The second key stage came in the 1980s, when effective methods were developed to train neural networks, which had evolved in the meantime, on real-world data. This was made possible by a new class of algorithms that allowed computers to learn patterns and decision rules from data, without explicit rule-based programming. These systems were able to generalize from observed examples and make predictions or decisions on previously unseen inputs.
Thus, emerged machine learning, the ability of machines to learn automatically from experience, a prediction made by Alan Turing in 1947, who imagined a future with “machines that learn from experience.”

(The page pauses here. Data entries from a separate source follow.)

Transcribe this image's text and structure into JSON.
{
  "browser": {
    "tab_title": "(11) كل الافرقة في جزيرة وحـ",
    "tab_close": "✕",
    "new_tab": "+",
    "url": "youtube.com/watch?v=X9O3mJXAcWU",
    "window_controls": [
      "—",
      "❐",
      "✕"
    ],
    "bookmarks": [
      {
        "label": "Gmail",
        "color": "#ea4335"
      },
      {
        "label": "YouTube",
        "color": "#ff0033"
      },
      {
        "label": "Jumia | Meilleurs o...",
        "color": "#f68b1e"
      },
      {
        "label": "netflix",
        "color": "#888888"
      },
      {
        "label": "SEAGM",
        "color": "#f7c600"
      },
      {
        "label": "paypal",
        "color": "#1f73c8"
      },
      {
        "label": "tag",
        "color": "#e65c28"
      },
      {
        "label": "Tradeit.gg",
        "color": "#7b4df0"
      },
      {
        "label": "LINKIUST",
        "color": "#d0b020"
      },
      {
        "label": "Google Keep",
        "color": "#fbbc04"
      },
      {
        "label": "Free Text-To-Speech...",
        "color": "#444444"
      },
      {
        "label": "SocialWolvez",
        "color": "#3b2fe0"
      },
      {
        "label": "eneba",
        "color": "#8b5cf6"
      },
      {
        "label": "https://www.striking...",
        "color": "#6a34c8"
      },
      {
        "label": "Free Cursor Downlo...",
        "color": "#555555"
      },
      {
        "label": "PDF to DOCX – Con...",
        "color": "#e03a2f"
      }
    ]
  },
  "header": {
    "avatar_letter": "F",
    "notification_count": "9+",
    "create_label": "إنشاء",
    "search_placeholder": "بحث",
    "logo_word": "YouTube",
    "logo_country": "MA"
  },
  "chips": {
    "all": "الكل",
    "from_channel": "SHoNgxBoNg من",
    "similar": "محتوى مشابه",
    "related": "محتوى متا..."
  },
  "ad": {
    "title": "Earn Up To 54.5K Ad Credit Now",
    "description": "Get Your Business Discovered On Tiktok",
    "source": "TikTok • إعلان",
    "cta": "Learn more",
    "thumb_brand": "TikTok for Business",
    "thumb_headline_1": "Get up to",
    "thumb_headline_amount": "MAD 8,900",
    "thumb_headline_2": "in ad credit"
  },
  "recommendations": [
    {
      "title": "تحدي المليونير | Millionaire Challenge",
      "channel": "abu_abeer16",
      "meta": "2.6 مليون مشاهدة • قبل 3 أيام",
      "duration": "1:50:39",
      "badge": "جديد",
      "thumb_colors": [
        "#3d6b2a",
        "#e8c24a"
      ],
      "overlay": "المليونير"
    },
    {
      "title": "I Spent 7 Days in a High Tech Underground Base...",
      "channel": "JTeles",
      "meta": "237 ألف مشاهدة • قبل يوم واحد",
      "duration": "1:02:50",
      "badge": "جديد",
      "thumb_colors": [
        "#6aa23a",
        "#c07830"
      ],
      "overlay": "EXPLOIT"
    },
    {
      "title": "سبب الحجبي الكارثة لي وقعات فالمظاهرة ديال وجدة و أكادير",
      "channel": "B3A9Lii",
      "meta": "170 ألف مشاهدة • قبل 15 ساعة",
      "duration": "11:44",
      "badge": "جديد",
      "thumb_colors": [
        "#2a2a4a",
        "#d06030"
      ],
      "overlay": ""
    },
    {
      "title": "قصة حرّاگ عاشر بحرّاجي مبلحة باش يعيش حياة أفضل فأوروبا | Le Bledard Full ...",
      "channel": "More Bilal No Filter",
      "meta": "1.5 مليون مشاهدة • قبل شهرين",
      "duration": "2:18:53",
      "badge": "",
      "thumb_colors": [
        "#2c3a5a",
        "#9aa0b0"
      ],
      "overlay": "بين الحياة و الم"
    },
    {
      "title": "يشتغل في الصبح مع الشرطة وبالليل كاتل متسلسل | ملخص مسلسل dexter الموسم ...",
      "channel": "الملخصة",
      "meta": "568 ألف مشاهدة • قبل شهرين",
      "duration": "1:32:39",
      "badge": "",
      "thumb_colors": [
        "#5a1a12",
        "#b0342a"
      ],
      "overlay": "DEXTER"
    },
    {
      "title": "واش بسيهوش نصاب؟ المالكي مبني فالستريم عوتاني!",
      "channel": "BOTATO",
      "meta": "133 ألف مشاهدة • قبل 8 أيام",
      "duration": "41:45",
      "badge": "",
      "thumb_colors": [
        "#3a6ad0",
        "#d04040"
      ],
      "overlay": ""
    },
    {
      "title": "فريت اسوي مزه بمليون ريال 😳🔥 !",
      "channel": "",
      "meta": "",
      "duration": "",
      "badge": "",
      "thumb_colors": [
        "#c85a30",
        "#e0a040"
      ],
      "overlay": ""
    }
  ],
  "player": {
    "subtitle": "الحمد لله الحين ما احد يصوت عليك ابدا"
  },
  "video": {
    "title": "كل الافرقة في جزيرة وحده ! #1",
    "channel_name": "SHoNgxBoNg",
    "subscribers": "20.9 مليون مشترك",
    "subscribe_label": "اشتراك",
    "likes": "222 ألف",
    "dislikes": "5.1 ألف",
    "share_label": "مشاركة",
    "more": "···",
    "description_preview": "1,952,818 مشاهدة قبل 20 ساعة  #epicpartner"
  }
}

Thirty years later, starting from 2010, it became possible to build deep artificial neural networks with many layers of neurons. In 2012, Alex Krizhevsky, Ilya Sutskever, and Geoffrey E. Hinton introduced AlexNet, a deep neural network capable of recognizing images with unprecedented accuracy. The description and results of AlexNet were published in 2012 in one of the most influential research papers in the history of computer vision, cited over 130,000 times by 2023, paving the way for the extensive use of deep learning in visual recognition.
Deep learning established itself as a powerful tool capable of processing unstructured data such as images, videos, and audio, driving many of the most spectacular advances in AI. During the same years, GP-GPUs (General-Purpose Graphic Processing Units) became widespread, providing the computational power to perform vast numbers of parallel calculations required to train neural networks, dramatically reducing processing times. This led deep learning to maturity, enabling it to process enormous quantities of digital information, the Big Data, and ushering in a new season: the spring of AI.